This month, I read several articles which are germane to this blog (whatever that means). In any event, I’ve developed a habit of saving things I enjoy. And some of it does resonate with what I write about.
First, and perhaps my favorite, a big part of The World in Between – my story – is to continue chasing goals. Crazy, age defying, independent of rational thought goals. In that spirit, the New York Times produced a great piece for all dreamers. A huge reminder, it ain’t over ’til it’s over (unless, of course, you take yourself out of the game).
When we lived in Central Europe, Pat and I met or exchanged emails with several Americans coming to the region to research their Jewish roots. The picture in this New York Time’s article of the Jewish graves in Bratislava has me kicking myself. Although I knew about the grave site, I never made reservations to see it. No problem, we’ll go back. This article is for anyone searching their Jewish roots in the Danube cities. Don’t repeat my mistake. (Unless, of course, like me – you can’t wait to return.)
Ever since our daughter, Taylor, spent a month in Nepal, culminating in a hike to the Everest Base Camp, I have been drawn to pictures and articles about this region. I am not ready to say it is a place we will live (largely because Pat follows this blog, and he may disagree). Yet, it is an intriguing country. Fantastic pictures and article – enjoy.
As I age, my references age with me. When I was growing up, people said, “Everyone remembers where they were when they heard John F. Kennedy was assassinated.” But I am 57 and have no remembrance of that day. My kids don’t connect with reference to Dudley Moore movies, Lulu singing “To Sir with Love” or I Love Lucy episodes. I try to consider this when I write a blog post. In that context, this article made me laugh out loud. (and yes, sometimes, a reference is just so perfect, you just have to include it).
If Peter Hessler wrote it, I will read it. This piece is about so much more than working with his Chinese censor. It is an insight into a country which can be a challenge for a westerner to understand. China is not yet on my list. But who knows?
Lastly, I never read Stephen King. But this short story hit it out of the park for me.
Now, to catch you up on what’s going on here. We have avoided Austin for the last two weeks while the South by Southwest (SXSW) conference and music festival overran the city – and more specifically the tattoo’d and heavily pierced attendees (all of whom apparently came by bus because no way could they pass thru a metal detector).
This most recent weekend, we visited San Antonio.
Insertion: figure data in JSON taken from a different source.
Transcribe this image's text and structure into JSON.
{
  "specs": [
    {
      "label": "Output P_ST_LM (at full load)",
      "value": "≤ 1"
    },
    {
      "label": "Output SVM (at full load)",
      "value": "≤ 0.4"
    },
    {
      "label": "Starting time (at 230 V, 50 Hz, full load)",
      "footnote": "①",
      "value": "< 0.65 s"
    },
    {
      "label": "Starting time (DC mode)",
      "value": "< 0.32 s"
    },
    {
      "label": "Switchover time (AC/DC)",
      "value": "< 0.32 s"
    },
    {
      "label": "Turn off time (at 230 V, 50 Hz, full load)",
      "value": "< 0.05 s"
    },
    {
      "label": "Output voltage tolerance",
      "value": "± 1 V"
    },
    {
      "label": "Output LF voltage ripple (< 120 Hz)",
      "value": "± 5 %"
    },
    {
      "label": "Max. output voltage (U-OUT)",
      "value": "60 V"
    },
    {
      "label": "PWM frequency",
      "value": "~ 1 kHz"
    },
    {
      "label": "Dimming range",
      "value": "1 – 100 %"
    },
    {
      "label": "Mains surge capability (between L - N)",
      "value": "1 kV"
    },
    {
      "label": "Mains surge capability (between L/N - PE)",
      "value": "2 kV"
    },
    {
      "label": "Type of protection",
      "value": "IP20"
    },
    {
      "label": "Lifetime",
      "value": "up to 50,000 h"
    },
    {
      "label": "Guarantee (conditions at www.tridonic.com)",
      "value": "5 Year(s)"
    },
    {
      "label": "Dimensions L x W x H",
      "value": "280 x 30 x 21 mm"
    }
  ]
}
The weekend prior, we explored Texas Hill Country. I’ve learned a bunch; about myself, Texas, travel, you name it. In no special order:
- I know nothing about the United States in spite of visiting all 50 states and living here most of my life.
- Texas is not the dismal dust bowl I imagined. Texas is awesome.
- In 1848, a mass migration occurred from Germany to Fredericksburg and the surrounding hill country. Here, to this day, the German influence is everywhere from restaurants to Rieslings. Who knew?
- Biking the mission trail south of San Antonio might be the funnest thing you will ever do in your life.
- The Salt Lick has the best turkey barbecue in the world. We confirmed this…. Twice.
- LBJ is the first president I remember. And he was a pretty interesting guy.
- Texas has a thriving wine industry. I read (can this be possible???) that it is the only place in the world where every single type of wine grape grows.
- Davy Crockett died at the Alamo (I learned this, then forgot it). My favorite quote “You can all go to hell. I’m going to Texas”. I bet he is rethinking this quote.
- Texas is the only sovereign nation to then become a US state.
- A month is going to be too little time to live in a place we enjoy.
- Retirement is going to be awesome.
We have tons of pictures to process, research to complete and stories to write. I’ll get on that.